Strategien des Wandels

München, 14.07.2014

Wie lassen sich gesellschaftliche Innovationen anstoßen? Diese Frage debattieren Experten auf einer Tagung der Kontaktstelle Forschungs- und Technologietransfer der LMU.

Innovation ist nicht nur ein wirtschaftlicher Mechanismus oder ein technischer Prozess. Sie ist vor allem auch ein soziales Phänomen. Wie lassen sich Neuerungen in der Gesellschaft verankern? Wie entsteht ein soziales Klima für einen Umschwung, der auch neue technische und ökonomische Möglichkeiten ausnutzt? Wie kann die Zivilgesellschaft die anstehenden sozialen, demografischen und ökologischen Herausforderungen bewältigen? Wie wiederum lässt sich der dafür notwendige gesellschaftliche Wandel strategisch anstoßen?

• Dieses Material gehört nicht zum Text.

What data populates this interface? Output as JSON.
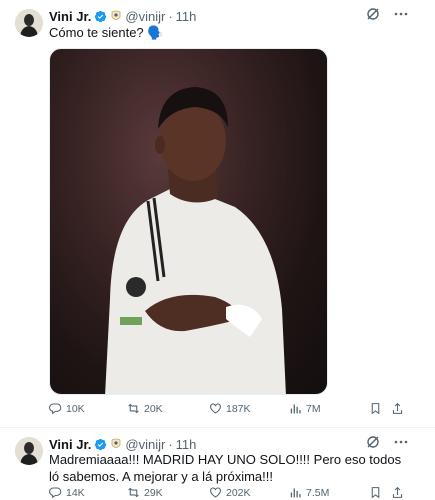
{
  "tweets": [
    {
      "author_name": "Vini Jr.",
      "handle": "@vinijr",
      "separator": "·",
      "time": "11h",
      "text": "Cómo te siente? 🗣️",
      "media": "photo-player-in-white-kit",
      "stats": {
        "replies": "10K",
        "reposts": "20K",
        "likes": "187K",
        "views": "7M"
      }
    },
    {
      "author_name": "Vini Jr.",
      "handle": "@vinijr",
      "separator": "·",
      "time": "11h",
      "text": "Madremiaaaa!!! MADRID HAY UNO SOLO!!!! Pero eso todos ló sabemos. A mejorar y a lá próxima!!!",
      "stats": {
        "replies": "14K",
        "reposts": "29K",
        "likes": "202K",
        "views": "7.5M"
      }
    }
  ],
  "colors": {
    "verified": "#1d9bf0",
    "muted": "#536471",
    "text": "#0f1419"
  },
  "icons": [
    "verified-badge-icon",
    "club-crest-icon",
    "grok-icon",
    "more-icon",
    "reply-icon",
    "repost-icon",
    "like-icon",
    "views-icon",
    "bookmark-icon",
    "share-icon"
  ]
}
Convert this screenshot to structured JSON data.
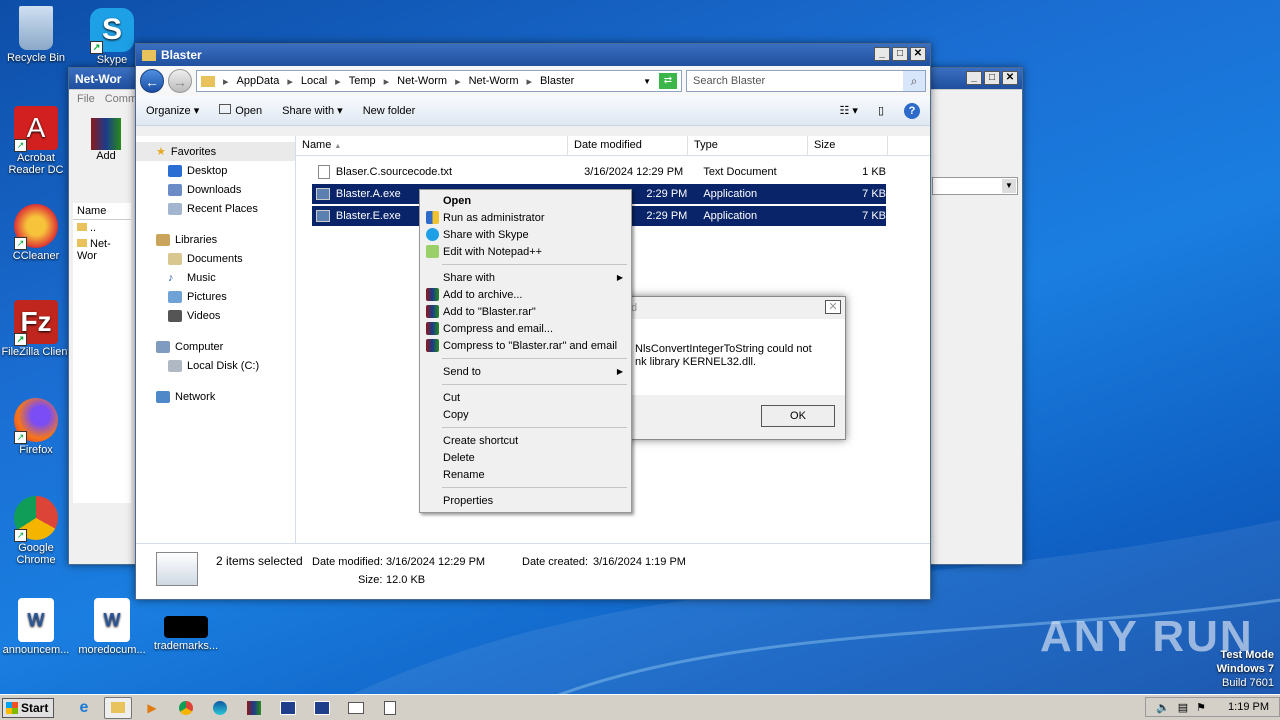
{
  "desktop": {
    "icons": [
      {
        "label": "Recycle Bin",
        "icon": "recycle-bin-icon"
      },
      {
        "label": "Skype",
        "icon": "skype-icon"
      },
      {
        "label": "Acrobat Reader DC",
        "icon": "acrobat-icon"
      },
      {
        "label": "CCleaner",
        "icon": "ccleaner-icon"
      },
      {
        "label": "FileZilla Client",
        "icon": "filezilla-icon"
      },
      {
        "label": "Firefox",
        "icon": "firefox-icon"
      },
      {
        "label": "Google Chrome",
        "icon": "chrome-icon"
      },
      {
        "label": "announcem...",
        "icon": "word-doc-icon"
      },
      {
        "label": "moredocum...",
        "icon": "word-doc-icon"
      },
      {
        "label": "trademarks...",
        "icon": "black-file-icon"
      }
    ]
  },
  "backwin": {
    "title": "Net-Wor",
    "menu": [
      "File",
      "Comm"
    ],
    "add_label": "Add",
    "col_name": "Name",
    "rows": [
      "..",
      "Net-Wor"
    ]
  },
  "explorer": {
    "title": "Blaster",
    "path": [
      "AppData",
      "Local",
      "Temp",
      "Net-Worm",
      "Net-Worm",
      "Blaster"
    ],
    "search_placeholder": "Search Blaster",
    "toolbar": {
      "organize": "Organize",
      "open": "Open",
      "share": "Share with",
      "newfolder": "New folder"
    },
    "nav": {
      "favorites": "Favorites",
      "desktop": "Desktop",
      "downloads": "Downloads",
      "recent": "Recent Places",
      "libraries": "Libraries",
      "documents": "Documents",
      "music": "Music",
      "pictures": "Pictures",
      "videos": "Videos",
      "computer": "Computer",
      "localdisk": "Local Disk (C:)",
      "network": "Network"
    },
    "columns": {
      "name": "Name",
      "date": "Date modified",
      "type": "Type",
      "size": "Size"
    },
    "files": [
      {
        "name": "Blaser.C.sourcecode.txt",
        "date": "3/16/2024 12:29 PM",
        "type": "Text Document",
        "size": "1 KB"
      },
      {
        "name": "Blaster.A.exe",
        "date": "2:29 PM",
        "type": "Application",
        "size": "7 KB"
      },
      {
        "name": "Blaster.E.exe",
        "date": "2:29 PM",
        "type": "Application",
        "size": "7 KB"
      }
    ],
    "details": {
      "count": "2 items selected",
      "modified_label": "Date modified:",
      "modified": "3/16/2024 12:29 PM",
      "created_label": "Date created:",
      "created": "3/16/2024 1:19 PM",
      "size_label": "Size:",
      "size": "12.0 KB"
    }
  },
  "dialog": {
    "title_fragment": "d",
    "line1": "NlsConvertIntegerToString could not",
    "line2": "nk library KERNEL32.dll.",
    "ok": "OK"
  },
  "context_menu": {
    "open": "Open",
    "runadmin": "Run as administrator",
    "skype": "Share with Skype",
    "notepad": "Edit with Notepad++",
    "sharewith": "Share with",
    "archive": "Add to archive...",
    "addrar": "Add to \"Blaster.rar\"",
    "compress": "Compress and email...",
    "compressrar": "Compress to \"Blaster.rar\" and email",
    "sendto": "Send to",
    "cut": "Cut",
    "copy": "Copy",
    "shortcut": "Create shortcut",
    "delete": "Delete",
    "rename": "Rename",
    "properties": "Properties"
  },
  "taskbar": {
    "start": "Start",
    "clock": "1:19 PM"
  },
  "watermark": {
    "brand": "ANY RUN",
    "mode": "Test Mode",
    "os": "Windows 7",
    "build": "Build 7601"
  },
  "colors": {
    "selection": "#0a246a",
    "titlebar": "#1f4f9e",
    "desktop": "#1a7ee0"
  }
}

Zu diesen Fragen veranstaltet die Kontaktstelle für Forschungs- und Technologietransfer (KFT) der LMU München am 14. und 15. Juli das Symposium „Gesellschaftliche Innovationen – Impulse und Forschungstransfer aus Hochschulen“. Experten von Hochschulen und Forschungseinrichtungen, Non-Profit-Organisationen, Stiftungen, gesellschaftlichen Interessensgruppen und Unternehmen führen auf der Tagung einen strukturierten Dialog darüber, welche Impulse aus der Hochschulforschung für dringend notwendige Innovationen in unserer Zivilgesellschaft genutzt werden können und wie dieser „Erkenntnistransfer“ stattfinden kann.